Structured finance and derivatives lawyer Bronwen May embraces change and eschews precedent. Esteemed by clients for finding creative answers to complex matters, at times when they may be facing distress or the threat of insolvency, she combines expertise built over 20 years in markets including France, Japan and Hong Kong with a drive for efficiency through automation.
Partnering with clients to improve contracting processes and manage ever-increasing volume, she helped to create a software program, The Art of Smart, which simplifies and speeds up the process for drafting derivatives documentation.
Ms May leads Breaking Barriers, the firm’s female empowerment initiative in the Asia-Pacific region. With seminars led by pioneering women in other fields, it offers a way for female colleagues and clients to hear from women who are leaders in different sectors and to discuss workplace challenges. Ms May is also a champion of agile working, and has instigated schemes such as “work-from-home Thursdays” that are designed to show how it can operate successfully.
In 2015, when Thailand’s fintech and e-payments sector was still in its infancy, Kullarat Phongsathaporn transformed and expanded her firm’s financial regulations and banking team into a multi-faceted practice, all while working as an associate. The new practice has gone on to serve more than 100 clients on more than 250 matters.

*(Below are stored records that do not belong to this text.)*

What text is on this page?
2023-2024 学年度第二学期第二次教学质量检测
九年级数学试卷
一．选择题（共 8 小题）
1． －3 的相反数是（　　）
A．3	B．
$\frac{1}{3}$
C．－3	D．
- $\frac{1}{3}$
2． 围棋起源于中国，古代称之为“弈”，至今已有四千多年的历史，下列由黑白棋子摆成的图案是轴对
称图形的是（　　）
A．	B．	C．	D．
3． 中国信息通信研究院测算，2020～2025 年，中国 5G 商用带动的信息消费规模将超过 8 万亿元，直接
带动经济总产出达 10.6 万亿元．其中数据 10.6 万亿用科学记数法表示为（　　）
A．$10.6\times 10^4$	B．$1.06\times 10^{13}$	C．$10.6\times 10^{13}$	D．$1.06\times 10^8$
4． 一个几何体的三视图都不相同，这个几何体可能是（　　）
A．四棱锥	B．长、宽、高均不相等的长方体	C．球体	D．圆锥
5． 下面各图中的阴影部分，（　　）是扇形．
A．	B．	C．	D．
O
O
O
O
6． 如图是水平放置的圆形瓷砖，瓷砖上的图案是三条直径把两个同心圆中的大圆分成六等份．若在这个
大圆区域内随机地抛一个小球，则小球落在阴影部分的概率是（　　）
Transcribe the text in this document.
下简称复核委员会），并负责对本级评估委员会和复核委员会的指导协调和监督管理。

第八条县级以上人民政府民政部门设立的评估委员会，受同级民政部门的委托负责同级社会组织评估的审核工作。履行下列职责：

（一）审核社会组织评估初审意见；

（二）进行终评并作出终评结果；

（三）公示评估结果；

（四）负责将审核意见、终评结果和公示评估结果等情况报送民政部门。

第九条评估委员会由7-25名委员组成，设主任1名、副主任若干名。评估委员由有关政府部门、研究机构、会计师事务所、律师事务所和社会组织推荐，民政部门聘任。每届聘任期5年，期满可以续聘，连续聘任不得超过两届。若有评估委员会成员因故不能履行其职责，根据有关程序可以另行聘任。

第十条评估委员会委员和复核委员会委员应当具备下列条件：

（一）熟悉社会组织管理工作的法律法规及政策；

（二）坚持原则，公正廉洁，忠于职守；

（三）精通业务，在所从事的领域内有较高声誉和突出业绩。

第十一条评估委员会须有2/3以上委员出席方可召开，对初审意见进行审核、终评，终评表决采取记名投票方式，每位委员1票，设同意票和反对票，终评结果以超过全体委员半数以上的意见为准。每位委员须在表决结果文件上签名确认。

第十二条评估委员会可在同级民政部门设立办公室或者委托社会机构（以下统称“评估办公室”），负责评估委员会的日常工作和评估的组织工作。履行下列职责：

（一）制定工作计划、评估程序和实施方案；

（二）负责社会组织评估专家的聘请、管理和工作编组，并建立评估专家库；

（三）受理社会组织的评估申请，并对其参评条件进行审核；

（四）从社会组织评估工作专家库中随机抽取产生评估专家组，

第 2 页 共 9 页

Ms Phongsathaporn leads the fintech team. She has played a significant role in the drafting process for new legislation relating to electronic transactions, electronic signature and Bank of Thailand regulations on IT outsourcing and data privacy. By helping the law keep pace with technological developments, Ms Phongsathaporn has contributed to the growth of Thailand’s fintech sector.
She is a regular speaker at academic engagements where she lectures on fintech, anti-money laundering developments, digital laws and the relationship between technology and the law. She has also collaborated with incubator programmes that have a blockchain or fintech focus to drive growth in the sector.
A longtime advocate for establishing Japan as a centre of outstanding international dispute mediation and arbitration, Yoshihiro Takatori saw those efforts come to fruition in 2018.
He led on initiatives to set up the Japan International Mediation Centre in Kyoto, as well as an Osaka-based international arbitration centre, both of which opened last year.
Japan has historically lagged behind Singapore and Hong Kong in offering international arbitration, but Mr Takatori has been working with the government to raise the country’s profile in this area.
One of Japan’s most experienced arbitration and mediation lawyers, he is an innovator in a conservative market.
His practice mainly focuses on cross-border dispute resolution concerning intellectual property, product liability, antitrust, the US Foreign Corrupt Practices Act and the UK Bribery Act, as well as compliance investigation and employment law disputes.
Mr Takatori is also one of Japan’s foremost specialists on cyber security in the context of litigation and dispute resolution.
Rajah & Tann
Steve Tan joined the firm in 2007 as equity partner in its technology, media and telecommunications practice in Singapore. He is an advocate for data protection in the city-state, particularly in relation to personal data protection law, and established a specialist practice at the firm in 2012.
As a first mover in this area, the new practice was quickly successful and highly influential among clients and regulators, and established the firm as a leader in Singapore for work in this field. In 2016, it expanded to include a series of data protection and cyber security services for clients, including compliance, data protection outsourcing and data breach response and readiness.
In 2018 Mr Tan launched Rajah & Tann Technologies with Rajesh Sreenivasan, to provide legal technology products to clients outside the constraints of the partnership model. He is recognised as an expert in data protection and cyber security matters, and was recently appointed as an adjunct professor to lecture on privacy and data protection at the National University of Singapore law school.